If these trends endure -- and unlike other shifts in the past few years, there's plenty of evidence to suggest that Democrats have achieved lock-in with millenials -- the Left is going to have a much stronger base from which to build over the next few years.
I lived through the 1970's and 1980's as a politically-aware adult. I don't know that Reagan's anticommunism had much political potency. I do think the very success of the New Deal (as extended by WWII) in creating a society, which empowered an expansive, suburban middle class, undermined "faith in government".
A whole generation grew up, who had no experience of how badly things can go wrong. The American economy of the 1920's, which had left vast swaths of the South, and West and even the rural Midwest, off the electrical grid and out of the industrial prosperity of the Great Lakes and Northeast, was completely forgotten. The vast array of Progressive and New Deal institutions from the SEC and bank deposit insurance to the FDA and Agriculture Department to the UAW and AFL-CIO, which had successfully managed and regulated markets faded out of immediate consciousness. So, a Friedman could come along and argue that none of those institutions were necessary to the functioning of the web of now-trusted business and markets.
The New Deal institutions had tamed the plutocracy and Big Business, and made them trustworthy. And, a generation grew up trusting them. And, the institutions, themselves seemed archaic, their purposes and necessity forgotten.

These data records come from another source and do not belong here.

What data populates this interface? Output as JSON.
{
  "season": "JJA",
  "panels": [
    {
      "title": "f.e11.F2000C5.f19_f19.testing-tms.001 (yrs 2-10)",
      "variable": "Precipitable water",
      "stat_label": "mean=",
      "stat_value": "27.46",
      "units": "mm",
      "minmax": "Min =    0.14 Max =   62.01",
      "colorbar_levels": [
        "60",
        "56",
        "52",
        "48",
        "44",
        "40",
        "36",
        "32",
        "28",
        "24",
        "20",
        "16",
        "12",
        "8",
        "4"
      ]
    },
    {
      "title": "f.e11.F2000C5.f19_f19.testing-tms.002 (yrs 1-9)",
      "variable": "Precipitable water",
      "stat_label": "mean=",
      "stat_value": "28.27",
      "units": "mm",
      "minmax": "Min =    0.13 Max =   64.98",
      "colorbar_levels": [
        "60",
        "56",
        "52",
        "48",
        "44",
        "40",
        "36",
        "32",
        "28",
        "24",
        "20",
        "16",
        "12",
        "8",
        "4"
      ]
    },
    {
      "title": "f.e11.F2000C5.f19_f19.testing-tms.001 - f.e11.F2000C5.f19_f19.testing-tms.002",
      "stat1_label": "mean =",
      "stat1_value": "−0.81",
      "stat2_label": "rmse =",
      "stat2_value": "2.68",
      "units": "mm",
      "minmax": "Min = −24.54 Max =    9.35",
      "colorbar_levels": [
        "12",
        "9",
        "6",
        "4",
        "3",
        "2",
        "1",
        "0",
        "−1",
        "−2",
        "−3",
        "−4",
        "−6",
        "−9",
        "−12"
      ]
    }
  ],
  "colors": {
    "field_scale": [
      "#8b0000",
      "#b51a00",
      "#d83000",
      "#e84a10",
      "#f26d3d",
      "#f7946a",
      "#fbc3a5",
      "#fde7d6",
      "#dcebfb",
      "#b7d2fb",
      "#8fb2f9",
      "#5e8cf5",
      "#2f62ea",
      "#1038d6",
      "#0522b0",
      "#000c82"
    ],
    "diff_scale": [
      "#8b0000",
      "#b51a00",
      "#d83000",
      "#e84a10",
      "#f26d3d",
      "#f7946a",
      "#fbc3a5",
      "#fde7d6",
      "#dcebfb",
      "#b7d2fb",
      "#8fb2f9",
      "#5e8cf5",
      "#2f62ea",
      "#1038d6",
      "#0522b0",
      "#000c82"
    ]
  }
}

The dismantling of New Deal institutions offered considerable profit opportunities for Big Business, and so a political movement organized around dismantling them, with little opposition from a somnolent public.
None of this had much to do with fear of Communism.
People are awakening to the dangers of an untrustworthy business community and an untrustworthy Republican Party.
What we don't have, is a vision of a way forward, economically. Most people correctly perceive the decline of the country is underway, and outside of the West Coast, and Northeast -- blue America -- there is no obvious economic opportunity pulling the country forward.
Posted by: Bruce Wilder | Jun 27, 2007 12:25:08 PM
I'm a GenXer and I certainly don't remember any great successes in my family's life during the Reagan era! I contribute the GenXer ties to the GOP to be the result of brainwashing. It seems in my lifetime the GOP has really ramped up the ideologue quotient with talk radio. A policy that was fostered by the media and cultural push towards blind consumerism and materialism.
Posted by: Eddie | Jun 27, 2007 12:47:41 PM
It looks like the kids all left.
Posted by: AJ | Jun 27, 2007 1:24:35 PM
Cool double post, Ezra.
Posted by: Dilan Esper | Jun 27, 2007 8:20:58 PM
Anyone else find disturbing the fact that young voters are less pro-choice than the electorate at large?